Alexander MacQueen Widows of Culloden 2006 informing a later menswear collection
Right now, in 2020, the high street is full of tartan. It pretty much stays in fashion despite season and year - it's certainly had a very good run the past few years both in mens and womenswear. On a number of occasions, here and Gordon Nicolson Kiltmakers, women from other countries question in disbelief why Scottish men "dress so much better than the women"...from a front line industry perspective, in the past year we have seen the number of women asking for kilts in the same style as a mans (not the billie skirt style) and looking for tartan trews in a traditional fit rise a great deal. The following image is of champion of all things Scottish and a true icon of women showcasing Scottish attire in all it's glory, Solveig wearing Kerr Modern military style trews by Gordon Nicolson Kiltmakers - @solveiginscotland
This shift in what is accepted within the confines of National Dress is extremely exciting.

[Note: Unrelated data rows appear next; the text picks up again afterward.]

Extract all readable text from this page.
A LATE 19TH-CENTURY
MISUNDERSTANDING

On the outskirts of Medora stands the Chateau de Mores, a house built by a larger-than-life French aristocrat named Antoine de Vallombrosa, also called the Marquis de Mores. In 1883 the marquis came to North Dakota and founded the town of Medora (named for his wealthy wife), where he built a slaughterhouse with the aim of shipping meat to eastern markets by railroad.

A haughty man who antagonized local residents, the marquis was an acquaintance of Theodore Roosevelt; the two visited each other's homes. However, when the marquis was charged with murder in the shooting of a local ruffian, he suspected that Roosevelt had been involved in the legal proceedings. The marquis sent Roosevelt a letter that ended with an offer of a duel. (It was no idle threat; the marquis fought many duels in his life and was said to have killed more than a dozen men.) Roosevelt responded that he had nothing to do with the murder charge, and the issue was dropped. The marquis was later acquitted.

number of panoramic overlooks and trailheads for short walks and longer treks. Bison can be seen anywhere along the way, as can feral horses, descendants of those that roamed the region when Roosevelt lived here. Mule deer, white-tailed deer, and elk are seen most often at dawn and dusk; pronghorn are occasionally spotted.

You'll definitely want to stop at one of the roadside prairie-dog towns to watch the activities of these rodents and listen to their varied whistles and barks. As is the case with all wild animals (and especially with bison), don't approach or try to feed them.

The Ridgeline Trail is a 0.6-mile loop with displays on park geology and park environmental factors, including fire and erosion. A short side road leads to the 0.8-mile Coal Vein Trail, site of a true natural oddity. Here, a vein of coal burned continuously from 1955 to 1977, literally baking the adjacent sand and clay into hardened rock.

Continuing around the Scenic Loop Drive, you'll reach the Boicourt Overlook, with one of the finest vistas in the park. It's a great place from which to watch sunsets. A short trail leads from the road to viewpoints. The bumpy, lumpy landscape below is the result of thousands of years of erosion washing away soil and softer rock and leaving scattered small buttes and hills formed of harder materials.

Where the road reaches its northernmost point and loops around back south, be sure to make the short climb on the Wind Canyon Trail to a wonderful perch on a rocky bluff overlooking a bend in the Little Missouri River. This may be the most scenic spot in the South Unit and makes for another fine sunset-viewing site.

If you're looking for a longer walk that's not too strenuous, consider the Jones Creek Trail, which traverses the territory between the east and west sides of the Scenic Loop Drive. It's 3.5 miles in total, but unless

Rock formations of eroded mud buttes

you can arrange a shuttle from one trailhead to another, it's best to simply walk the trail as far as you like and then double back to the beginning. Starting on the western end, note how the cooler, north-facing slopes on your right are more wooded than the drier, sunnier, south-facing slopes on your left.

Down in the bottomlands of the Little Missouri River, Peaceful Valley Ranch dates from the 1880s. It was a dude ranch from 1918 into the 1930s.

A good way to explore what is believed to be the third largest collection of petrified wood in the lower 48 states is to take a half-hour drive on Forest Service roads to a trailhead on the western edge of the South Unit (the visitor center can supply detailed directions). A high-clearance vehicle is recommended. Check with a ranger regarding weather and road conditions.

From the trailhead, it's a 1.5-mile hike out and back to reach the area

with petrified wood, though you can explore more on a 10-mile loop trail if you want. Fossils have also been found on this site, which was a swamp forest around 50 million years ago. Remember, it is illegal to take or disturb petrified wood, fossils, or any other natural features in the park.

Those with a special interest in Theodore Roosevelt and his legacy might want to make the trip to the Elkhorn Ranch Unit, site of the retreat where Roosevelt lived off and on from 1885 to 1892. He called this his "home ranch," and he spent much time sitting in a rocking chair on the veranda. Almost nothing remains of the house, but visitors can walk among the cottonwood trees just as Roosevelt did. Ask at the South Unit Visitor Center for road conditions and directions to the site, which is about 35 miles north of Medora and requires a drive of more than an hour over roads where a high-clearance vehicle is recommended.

In the 21st century women are staking their claim on these iconic Scottish looks, a nod to tradition but unafraid to put their own contemporary and powerful twist on it.
In terms of the hands behind the kilts...it is primarily and consistently women who make handmade kilts. There is, sadly, some fracturing in this industry in regards to support and co-operation - this is, though, changing, through the camaraderie between students at the Edinburgh Kiltmakers Academy, a growing presence of Kiltmakers on instagram and a general feeling of change brought about by a desire to be respected artisans. What we must remember is each and every kiltmaker worth their salt is a talented and dedicated individual with a passion and skill they have put time into cultivating. We are striving to bring the community, made up primarily of women, together positively. To create a network of women (and men too!) who justly respect each other and also demand respect for their skill.